Sparkassen-Callcenter

Verdi kündigt unbefristeten Streik an

Direkt nach der Urabstimmung am Mittwoch könne der Streik bei S Direkt-Marketing beginnen, teilte die Gewerkschaft Verdi mit. Das Unternehmen will seinen Mitarbeitern zwar mehr Geld zahlen - aber erst ab Dezember 2013.

Sparkassen-Mitarbeiter bei einem Protest: Bei S Direkt ist ein unbefristeter Streik angekündigt. dapd

Sparkassen-Mitarbeiter bei einem Protest: Bei S Direkt ist ein unbefristeter Streik angekündigt.

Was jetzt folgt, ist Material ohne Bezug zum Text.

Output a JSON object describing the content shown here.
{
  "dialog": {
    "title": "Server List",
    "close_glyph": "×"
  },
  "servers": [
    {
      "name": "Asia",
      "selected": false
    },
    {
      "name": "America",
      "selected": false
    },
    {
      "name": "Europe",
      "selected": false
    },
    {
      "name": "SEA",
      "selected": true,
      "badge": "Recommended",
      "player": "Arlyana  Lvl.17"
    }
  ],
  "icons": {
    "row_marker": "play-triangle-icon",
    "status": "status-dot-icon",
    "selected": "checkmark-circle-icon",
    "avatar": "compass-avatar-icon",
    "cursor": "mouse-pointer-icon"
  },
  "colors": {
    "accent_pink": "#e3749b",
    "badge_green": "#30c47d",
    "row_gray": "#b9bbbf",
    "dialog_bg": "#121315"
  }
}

Berlin/HalleSparkassen-Kunden in ganz Deutschland müssen weiter mit Schwierigkeiten rechnen, das zentrale Callcenter ihrer Bank zu erreichen. Die Gewerkschaft Verdi kündigte am Dienstag einen unbefristeten Streik der Mitarbeiter bei S Direkt-Marketing in Halle/Saale an. Am Mittwochnachmittag soll das Ergebnis der Urabstimmung vorliegen. Der Streik könne unmittelbar danach beginnen, teilte Verdi mit. Einer Mitteilung zufolge war eine letzte von der Gewerkschaft gesetzte Frist zuvor verstrichen. Das Unternehmen zeigte kein Verständnis für die Androhung und rief die Arbeitnehmer zu weiteren Gesprächen auf. Bereits zuvor hatte es Arbeitsniederlegungen gegeben.

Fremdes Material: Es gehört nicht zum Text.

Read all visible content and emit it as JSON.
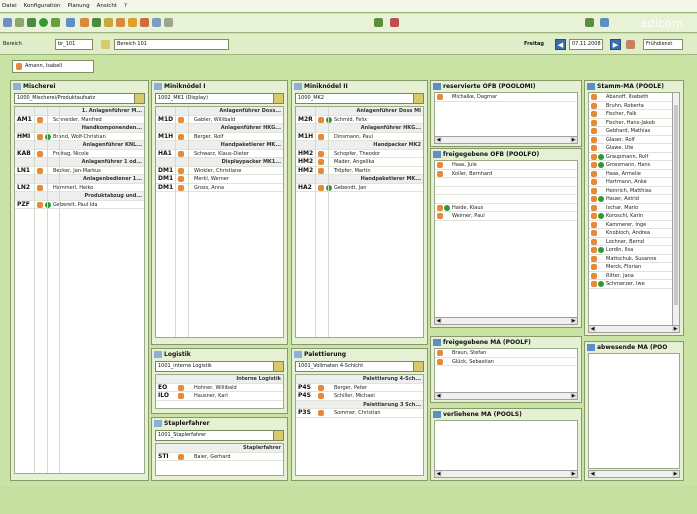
{
  "menu": [
    "Datei",
    "Konfiguration",
    "Planung",
    "Ansicht",
    "?"
  ],
  "brand": "adicom.",
  "filter": {
    "bereich_label": "Bereich",
    "bereich_code": "br_101",
    "bereich_name": "Bereich 101",
    "day": "Freitag",
    "date": "07.11.2008",
    "shift": "Frühdienst"
  },
  "user": "Amann, Isabell",
  "panels": {
    "mischerei": {
      "title": "Mischerei",
      "combo": "1000_Mischerei/Produktaufsatz",
      "rows": [
        {
          "type": "h",
          "text": "1. Anlagenführer M..."
        },
        {
          "type": "r",
          "code": "AM1",
          "pic": true,
          "plus": false,
          "name": "Schneider, Manfred"
        },
        {
          "type": "h",
          "text": "Handkomponenden..."
        },
        {
          "type": "r",
          "code": "HMI",
          "pic": true,
          "plus": true,
          "name": "Brand, Wolf-Christian"
        },
        {
          "type": "h",
          "text": "Anlagenführer KNL..."
        },
        {
          "type": "r",
          "code": "KAB",
          "pic": true,
          "plus": false,
          "name": "Freitag, Nicole"
        },
        {
          "type": "h",
          "text": "Anlagenführer 1 od..."
        },
        {
          "type": "r",
          "code": "LN1",
          "pic": true,
          "plus": false,
          "name": "Becker, Jan-Markus"
        },
        {
          "type": "h",
          "text": "Anlagenbediener 1..."
        },
        {
          "type": "r",
          "code": "LN2",
          "pic": true,
          "plus": false,
          "name": "Hammerl, Heiko"
        },
        {
          "type": "h",
          "text": "Produktabzug und..."
        },
        {
          "type": "r",
          "code": "PZF",
          "pic": true,
          "plus": true,
          "name": "Gebereit, Paul Ida"
        }
      ]
    },
    "minikoedel1": {
      "title": "Miniknödel I",
      "combo": "1002_MK1 (Display)",
      "rows": [
        {
          "type": "h",
          "text": "Anlagenführer Doss..."
        },
        {
          "type": "r",
          "code": "M1D",
          "pic": true,
          "plus": false,
          "name": "Gabler, Willibald"
        },
        {
          "type": "h",
          "text": "Anlagenführer HKG..."
        },
        {
          "type": "r",
          "code": "M1H",
          "pic": true,
          "plus": false,
          "name": "Berger, Rolf"
        },
        {
          "type": "h",
          "text": "Handpaketierer MK..."
        },
        {
          "type": "r",
          "code": "HA1",
          "pic": true,
          "plus": false,
          "name": "Schwarz, Klaus-Dieter"
        },
        {
          "type": "h",
          "text": "Displaypacker MK1..."
        },
        {
          "type": "r",
          "code": "DM1",
          "pic": true,
          "plus": false,
          "name": "Winkler, Christiane"
        },
        {
          "type": "r",
          "code": "DM1",
          "pic": true,
          "plus": false,
          "name": "Merkl, Werner"
        },
        {
          "type": "r",
          "code": "DM1",
          "pic": true,
          "plus": false,
          "name": "Gross, Anna"
        }
      ]
    },
    "minikoedel2": {
      "title": "Miniknödel II",
      "combo": "1000_MK2",
      "rows": [
        {
          "type": "h",
          "text": "Anlagenführer Doss MI"
        },
        {
          "type": "r",
          "code": "M2R",
          "pic": true,
          "plus": true,
          "name": "Schmid, Felix"
        },
        {
          "type": "h",
          "text": "Anlagenführer HKG..."
        },
        {
          "type": "r",
          "code": "M1H",
          "pic": true,
          "plus": false,
          "name": "Dinsmann, Paul"
        },
        {
          "type": "h",
          "text": "Handpacker MK2"
        },
        {
          "type": "r",
          "code": "HM2",
          "pic": true,
          "plus": false,
          "name": "Schopfer, Theodor"
        },
        {
          "type": "r",
          "code": "HM2",
          "pic": true,
          "plus": false,
          "name": "Mader, Angelika"
        },
        {
          "type": "r",
          "code": "HM2",
          "pic": true,
          "plus": false,
          "name": "Tröpfer, Martin"
        },
        {
          "type": "h",
          "text": "Handpaketierer MK..."
        },
        {
          "type": "r",
          "code": "HA2",
          "pic": true,
          "plus": true,
          "name": "Gebendt, Jan"
        }
      ]
    },
    "logistik": {
      "title": "Logistik",
      "combo": "1001_interne Logistik",
      "rows": [
        {
          "type": "h",
          "text": "Interne Logistik"
        },
        {
          "type": "r",
          "code": "EO",
          "pic": true,
          "plus": false,
          "name": "Hohner, Willibald"
        },
        {
          "type": "r",
          "code": "ILO",
          "pic": true,
          "plus": false,
          "name": "Hausner, Karl"
        }
      ]
    },
    "staplerfahrer": {
      "title": "Staplerfahrer",
      "combo": "1001_Staplerfahrer",
      "rows": [
        {
          "type": "h",
          "text": "Staplerfahrer"
        },
        {
          "type": "r",
          "code": "STI",
          "pic": true,
          "plus": false,
          "name": "Baier, Gerhard"
        }
      ]
    },
    "palettierung": {
      "title": "Palettierung",
      "combo": "1001_Vollmaten 4-Schicht",
      "rows": [
        {
          "type": "h",
          "text": "Palettierung 4-Sch..."
        },
        {
          "type": "r",
          "code": "P4S",
          "pic": true,
          "plus": false,
          "name": "Berger, Peter"
        },
        {
          "type": "r",
          "code": "P4S",
          "pic": true,
          "plus": false,
          "name": "Schiller, Michael"
        },
        {
          "type": "h",
          "text": "Palettierung 3 Sch..."
        },
        {
          "type": "r",
          "code": "P3S",
          "pic": true,
          "plus": false,
          "name": "Sommer, Christian"
        }
      ]
    },
    "reserviert": {
      "title": "reservierte OFB (POOLOMI)",
      "names": [
        "Michalke, Dagmar"
      ]
    },
    "freigegebene_ofb": {
      "title": "freigegebene OFB (POOLFO)",
      "names": [
        "Haas, Jule",
        "Koller, Bernhard",
        "",
        "",
        "",
        "Haide, Klaus",
        "Weimer, Paul"
      ],
      "plus": [
        false,
        false,
        false,
        false,
        false,
        true,
        false
      ]
    },
    "freigegebene_ma": {
      "title": "freigegebene MA (POOLF)",
      "names": [
        "Braun, Stefan",
        "Glück, Sebastian"
      ]
    },
    "verliehene": {
      "title": "verliehene MA (POOLS)"
    },
    "stamm": {
      "title": "Stamm-MA (POOLE)",
      "names": [
        "Abanoff, Ilsebeth",
        "Bruhn, Roberta",
        "Fischer, Falk",
        "Fischer, Hans-Jakob",
        "Gebhard, Mathias",
        "Glaser, Rolf",
        "Glawe, Ute",
        "Graupmann, Rolf",
        "Grossmann, Hans",
        "Haas, Armelie",
        "Hartmann, Anke",
        "Heinrich, Matthias",
        "Hauer, Astrid",
        "Ischar, Mario",
        "Koroschi, Karin",
        "Kammerer, Inge",
        "Knobloch, Andrea",
        "Lochner, Bernd",
        "Lordin, Ilsa",
        "Mattschuk, Susanne",
        "Merck, Florian",
        "Ritter, Jana",
        "Schmerzer, Iwe"
      ],
      "plus": [
        false,
        false,
        false,
        false,
        false,
        false,
        false,
        true,
        true,
        false,
        false,
        false,
        true,
        false,
        true,
        false,
        false,
        false,
        true,
        false,
        false,
        false,
        true
      ]
    },
    "abwesend": {
      "title": "abwesende MA (POO"
    }
  }
}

Die Gewerkschaft fordert einen Haustarifvertrag und mehr Geld für die rund 800 Beschäftigten - und zwar sofort. S Direkt dagegen ist zwar bereit, die geforderten 8,50 Euro pro Stunde zu zahlen - allerdings frühestens ab Dezember 2013. Die Gehälter sofort anzuheben, würde Arbeitsplätze gefährden und den Verlust von Kunden zur Folge haben, erklärte Geschäftsführer Thomas Henkel.

Verdi betonte, mit einem unbefristeten Streik würde das Callcenter zwar weiterhin nicht ganz lahmgelegt, auf längere Sicht aber doch deutlich in der Arbeit beeinträchtigt. Möglicherweise müssten die Mitarbeiter in den Filialen häufiger selbst zum Telefon greifen. S Direkt dagegen betonte, der ordnungsgemäße Betrieb sei - wie auch während der Streikaktionen der vergangenen Wochen - sichergestellt.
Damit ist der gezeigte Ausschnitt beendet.